Hyosung Heavy Industries said on the 22nd that it signed a contract worth about 120 billion won to supply extra-high-voltage transformers with Scottish Power Energy Networks (SPEN), the power grid operator in Scotland, United Kingdom.
Through the extra-high-voltage transformers supplied this time, Hyosung Heavy Industries will support a key wind power project that helps implement the United Kingdom's carbon neutrality policy.
In December, Hyosung Heavy Industries won successive orders for extra-high-voltage power equipment worth more than 230 billion won in major European countries, including the United Kingdom, Sweden, and Spain.
In Sweden, it won an order worth about 50 billion won for extra-high-voltage transformers from a major distribution operator. In early Dec., it also secured an order for extra-high-voltage transformers in Norway, expanding its influence in the Nordic power market.
It also signed a contract worth about 60 billion won to supply transformers and reactors with major Spanish power companies and energy corporations. The entry into Spain is the first achievement in Southern Europe, enabling Hyosung Heavy Industries to build an order portfolio that spans all of Europe.
The European power equipment market is considered a "high-end" market dominated by global advanced competitors. This year, Hyosung Heavy Industries passed the short-circuit test for extra-high-voltage transformers by the French transmission system operator (RTE), meeting Europe's highest stability standards.

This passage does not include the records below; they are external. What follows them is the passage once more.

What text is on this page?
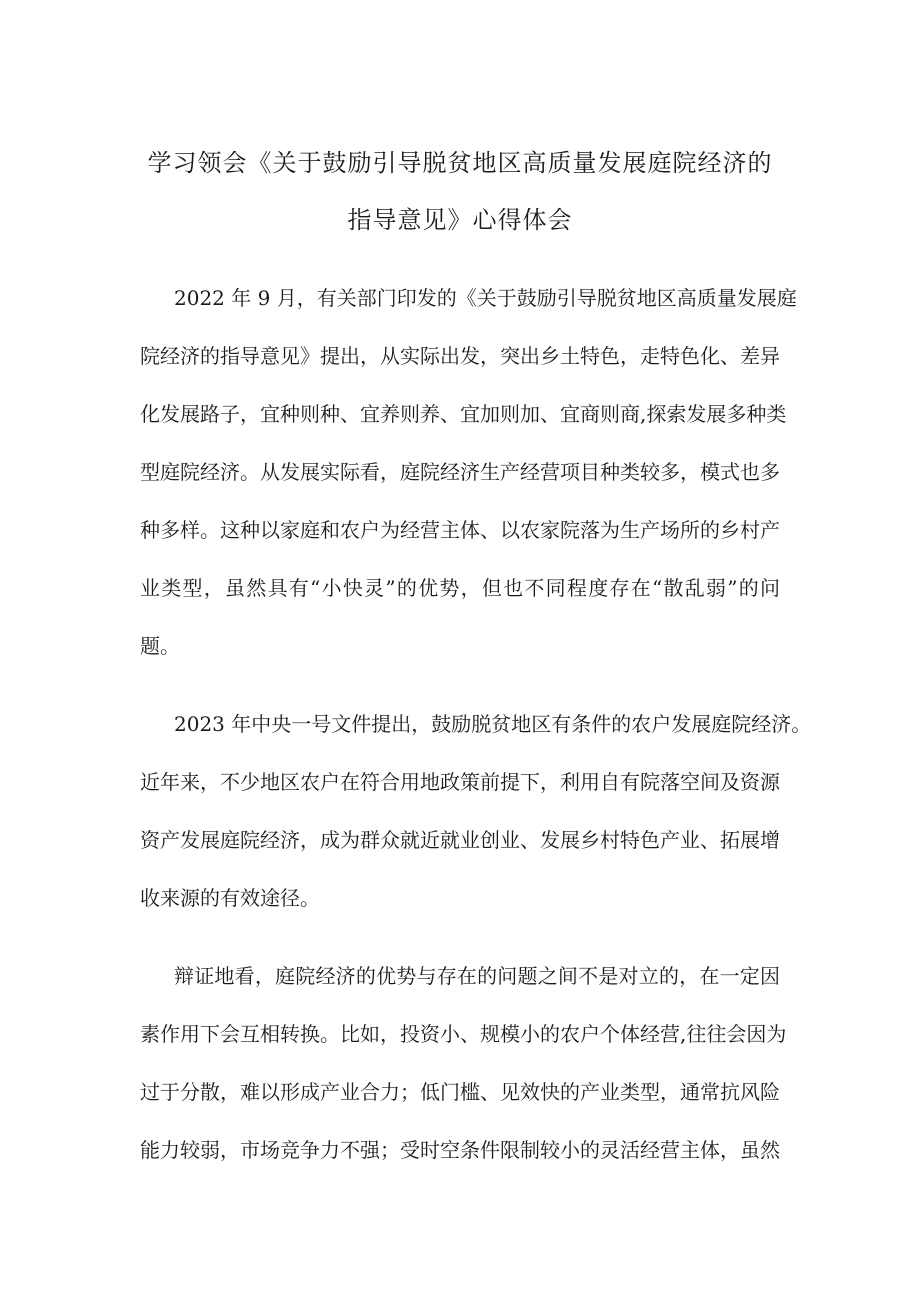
学习领会《关于鼓励引导脱贫地区高质量发展庭院经济的
指导意见》心得体会
2022 年 9 月，有关部门印发的《关于鼓励引导脱贫地区高质量发展庭
院经济的指导意见》提出，从实际出发，突出乡土特色，走特色化、差异
化发展路子，宜种则种、宜养则养、宜加则加、宜商则商,探索发展多种类
型庭院经济。从发展实际看，庭院经济生产经营项目种类较多，模式也多
种多样。这种以家庭和农户为经营主体、以农家院落为生产场所的乡村产
业类型，虽然具有“小快灵”的优势，但也不同程度存在“散乱弱”的问
题。
2023 年中央一号文件提出，鼓励脱贫地区有条件的农户发展庭院经济。
近年来，不少地区农户在符合用地政策前提下，利用自有院落空间及资源
资产发展庭院经济，成为群众就近就业创业、发展乡村特色产业、拓展增
收来源的有效途径。
辩证地看，庭院经济的优势与存在的问题之间不是对立的，在一定因
素作用下会互相转换。比如，投资小、规模小的农户个体经营,往往会因为
过于分散，难以形成产业合力；低门槛、见效快的产业类型，通常抗风险
能力较弱，市场竞争力不强；受时空条件限制较小的灵活经营主体，虽然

A short-circuit test is a safety verification procedure that evaluates whether a transformer performs its normal functions under conditions of extreme electrical stress.
The product that Hyosung Heavy Industries successfully certified has a capacity of 600 megavolt-amperes (MVA), enough to handle the power consumption of more than 500,000 households, the largest capacity in France.
Driven by energy transition for carbon neutrality and the need to replace aging power grids, the European power market is expected to grow sharply by more than 5% annually to about $6 billion to $7 billion by 2030.